The large value of charged multiplicity dNch/dη = 1584 observed by ALICE in the 5% most central collisions, and the large value of elliptic flow they report in minimum bias collisions both suggest that the demise of the strong coupling paradigm at the LHC have been greatly exaggerated. I attribute this in part to “the tyranny of asymptotic freedom”, that is, the beauty of the running coupling constant in QCD has led to some wishful thinking about how fast a logarithmic term can vary. There is also the enormous appeal and simplicity of the “classical QGP” described as a nearly free, massless Boltzmann gas.
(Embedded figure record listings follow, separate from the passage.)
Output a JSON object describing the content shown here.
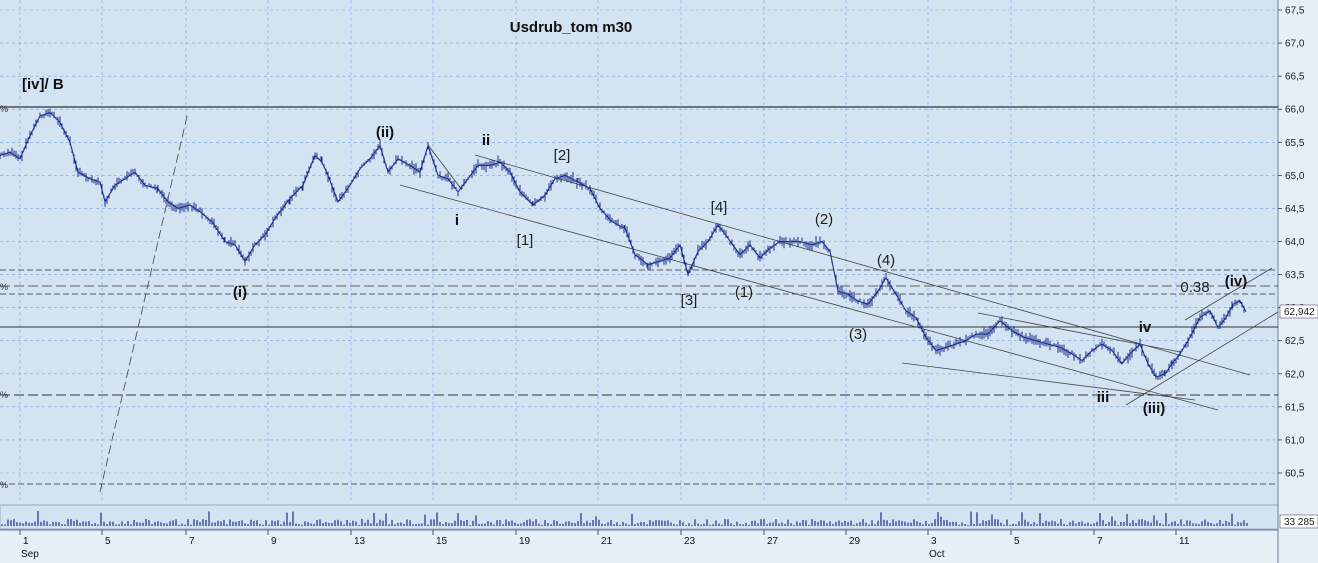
{
  "chart_data": {
    "type": "line",
    "title": "Usdrub_tom m30",
    "y_ticks": [
      "67,5",
      "67,0",
      "66,5",
      "66,0",
      "65,5",
      "65,0",
      "64,5",
      "64,0",
      "63,5",
      "63,0",
      "62,5",
      "62,0",
      "61,5",
      "61,0",
      "60,5"
    ],
    "ylim": [
      60.2,
      67.5
    ],
    "x_ticks": [
      "1",
      "5",
      "7",
      "9",
      "13",
      "15",
      "19",
      "21",
      "23",
      "27",
      "29",
      "3",
      "5",
      "7",
      "11"
    ],
    "x_month_labels": [
      "Sep",
      "Oct"
    ],
    "last_price": "62,942",
    "volume_label": "33 285",
    "series_points": [
      [
        0,
        65.3
      ],
      [
        10,
        65.35
      ],
      [
        20,
        65.25
      ],
      [
        30,
        65.6
      ],
      [
        40,
        65.9
      ],
      [
        50,
        65.95
      ],
      [
        60,
        65.8
      ],
      [
        70,
        65.5
      ],
      [
        78,
        65.05
      ],
      [
        90,
        64.95
      ],
      [
        100,
        64.9
      ],
      [
        105,
        64.6
      ],
      [
        115,
        64.85
      ],
      [
        125,
        64.95
      ],
      [
        135,
        65.05
      ],
      [
        145,
        64.85
      ],
      [
        158,
        64.8
      ],
      [
        168,
        64.6
      ],
      [
        178,
        64.5
      ],
      [
        190,
        64.55
      ],
      [
        200,
        64.45
      ],
      [
        212,
        64.3
      ],
      [
        225,
        64.0
      ],
      [
        235,
        63.95
      ],
      [
        245,
        63.7
      ],
      [
        255,
        63.95
      ],
      [
        265,
        64.1
      ],
      [
        275,
        64.35
      ],
      [
        290,
        64.65
      ],
      [
        303,
        64.85
      ],
      [
        315,
        65.3
      ],
      [
        322,
        65.2
      ],
      [
        328,
        65.0
      ],
      [
        338,
        64.6
      ],
      [
        350,
        64.85
      ],
      [
        360,
        65.1
      ],
      [
        370,
        65.25
      ],
      [
        380,
        65.45
      ],
      [
        388,
        65.05
      ],
      [
        398,
        65.25
      ],
      [
        410,
        65.15
      ],
      [
        420,
        65.05
      ],
      [
        428,
        65.45
      ],
      [
        438,
        65.0
      ],
      [
        448,
        64.95
      ],
      [
        458,
        64.75
      ],
      [
        468,
        64.95
      ],
      [
        478,
        65.15
      ],
      [
        490,
        65.15
      ],
      [
        500,
        65.2
      ],
      [
        510,
        65.05
      ],
      [
        520,
        64.75
      ],
      [
        533,
        64.55
      ],
      [
        545,
        64.7
      ],
      [
        555,
        64.95
      ],
      [
        565,
        65.0
      ],
      [
        578,
        64.9
      ],
      [
        590,
        64.8
      ],
      [
        600,
        64.5
      ],
      [
        612,
        64.3
      ],
      [
        625,
        64.2
      ],
      [
        635,
        63.8
      ],
      [
        648,
        63.65
      ],
      [
        660,
        63.7
      ],
      [
        670,
        63.75
      ],
      [
        680,
        63.95
      ],
      [
        688,
        63.5
      ],
      [
        698,
        63.85
      ],
      [
        708,
        64.0
      ],
      [
        718,
        64.25
      ],
      [
        728,
        64.05
      ],
      [
        740,
        63.8
      ],
      [
        750,
        63.95
      ],
      [
        760,
        63.75
      ],
      [
        770,
        63.9
      ],
      [
        780,
        64.0
      ],
      [
        790,
        64.0
      ],
      [
        800,
        64.0
      ],
      [
        812,
        63.95
      ],
      [
        822,
        64.0
      ],
      [
        830,
        63.85
      ],
      [
        838,
        63.25
      ],
      [
        848,
        63.2
      ],
      [
        858,
        63.1
      ],
      [
        868,
        63.05
      ],
      [
        878,
        63.25
      ],
      [
        886,
        63.45
      ],
      [
        896,
        63.2
      ],
      [
        906,
        62.95
      ],
      [
        916,
        62.85
      ],
      [
        926,
        62.55
      ],
      [
        936,
        62.35
      ],
      [
        946,
        62.4
      ],
      [
        956,
        62.45
      ],
      [
        966,
        62.5
      ],
      [
        976,
        62.6
      ],
      [
        988,
        62.6
      ],
      [
        1000,
        62.8
      ],
      [
        1012,
        62.65
      ],
      [
        1024,
        62.55
      ],
      [
        1036,
        62.5
      ],
      [
        1048,
        62.45
      ],
      [
        1060,
        62.4
      ],
      [
        1072,
        62.3
      ],
      [
        1082,
        62.2
      ],
      [
        1092,
        62.35
      ],
      [
        1102,
        62.45
      ],
      [
        1112,
        62.35
      ],
      [
        1122,
        62.15
      ],
      [
        1130,
        62.3
      ],
      [
        1140,
        62.45
      ],
      [
        1148,
        62.15
      ],
      [
        1156,
        61.95
      ],
      [
        1165,
        62.0
      ],
      [
        1172,
        62.15
      ],
      [
        1180,
        62.3
      ],
      [
        1190,
        62.55
      ],
      [
        1200,
        62.85
      ],
      [
        1210,
        62.95
      ],
      [
        1218,
        62.7
      ],
      [
        1226,
        62.85
      ],
      [
        1233,
        63.05
      ],
      [
        1240,
        63.1
      ],
      [
        1246,
        62.94
      ]
    ]
  },
  "wave_labels": {
    "iv_b": "[iv]/ B",
    "i_paren": "(i)",
    "ii_paren": "(ii)",
    "ii": "ii",
    "i": "i",
    "b2": "[2]",
    "b1": "[1]",
    "b4": "[4]",
    "b3": "[3]",
    "p1": "(1)",
    "p2": "(2)",
    "p4": "(4)",
    "p3": "(3)",
    "iv": "iv",
    "iii": "iii",
    "iii_paren": "(iii)",
    "iv_paren": "(iv)",
    "fib": "0.38"
  },
  "pct_marks": [
    "%",
    "%",
    "%",
    "%"
  ],
  "colors": {
    "background": "#d4e3f2",
    "series": "#1c2e8c",
    "grid": "#7aa0d8",
    "lines": "#333333"
  }
}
But the data from RHIC, and now these first ever so exciting results from LHC, have taught us that there is also a wealth of fundamental physics and new phenomena in the strongly-coupled regime that is so much more interesting than a non-interacting gas!
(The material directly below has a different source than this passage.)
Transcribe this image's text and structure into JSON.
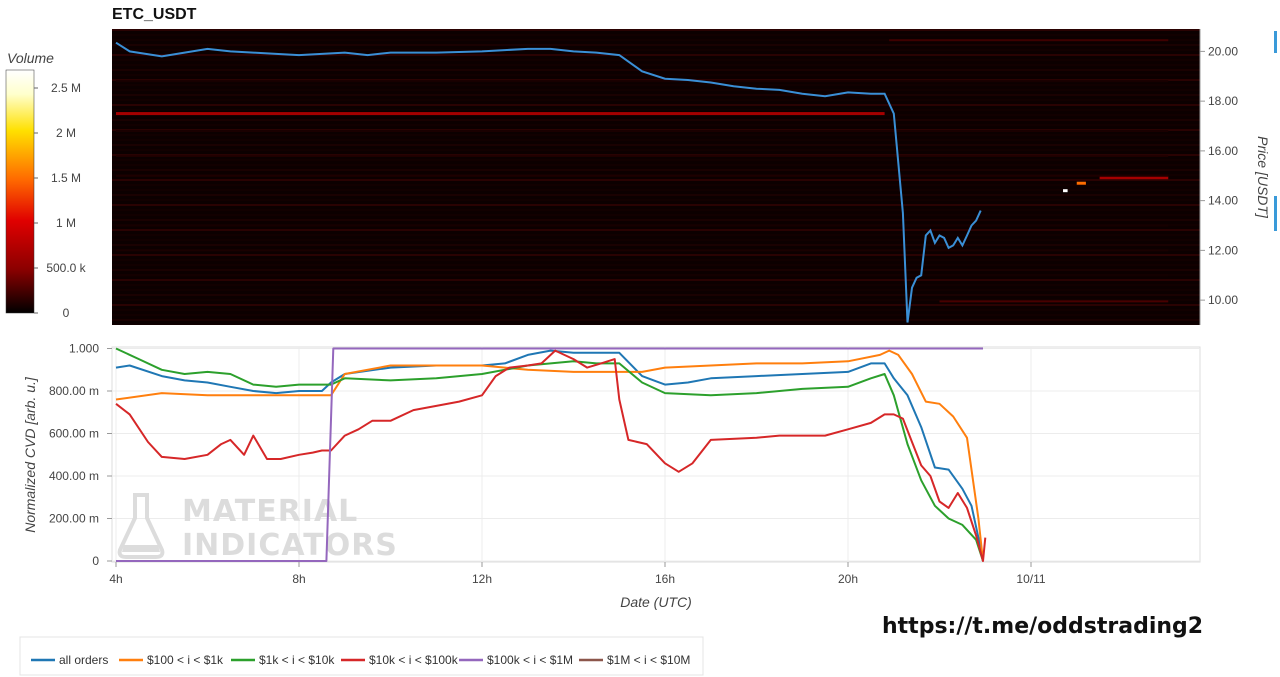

At the same time there has indeed been a demise, in fact several, in this case of the various predictions of (mostly) lower multiplicity densities than the value of ~1600 reported by ALICE. I was one of those who would have guessed the lower values of 1200-1300, but since that was only a guess, the surprise for me was a pleasant one. Ironically, earlier on the day this value was announced in Andrea Dainese’s talk at the LHCC , I had read with great interest this paper Hadron production at the LHC: Any indication of new phenomena by Levin and Rezaeian , describing in a very accessible fashion their predictions for LHC multiplicities based on saturation physics. There is also a nice discussion of the extensions incorporated in their approach over the KLN model, so it is more than a little puzzling that the simpler KLN model (at least in one of its various instantiations) better describes the Pb+Pb data at the LHC.
(See also Berndt Mueller’s post for a more quantitative discussion of what we learn from the first two ALICE papers on Pb+Pb collisions at the LHC.)
(*) The title of this post is drawn from one of the loveliest songs in the American jazz idiom.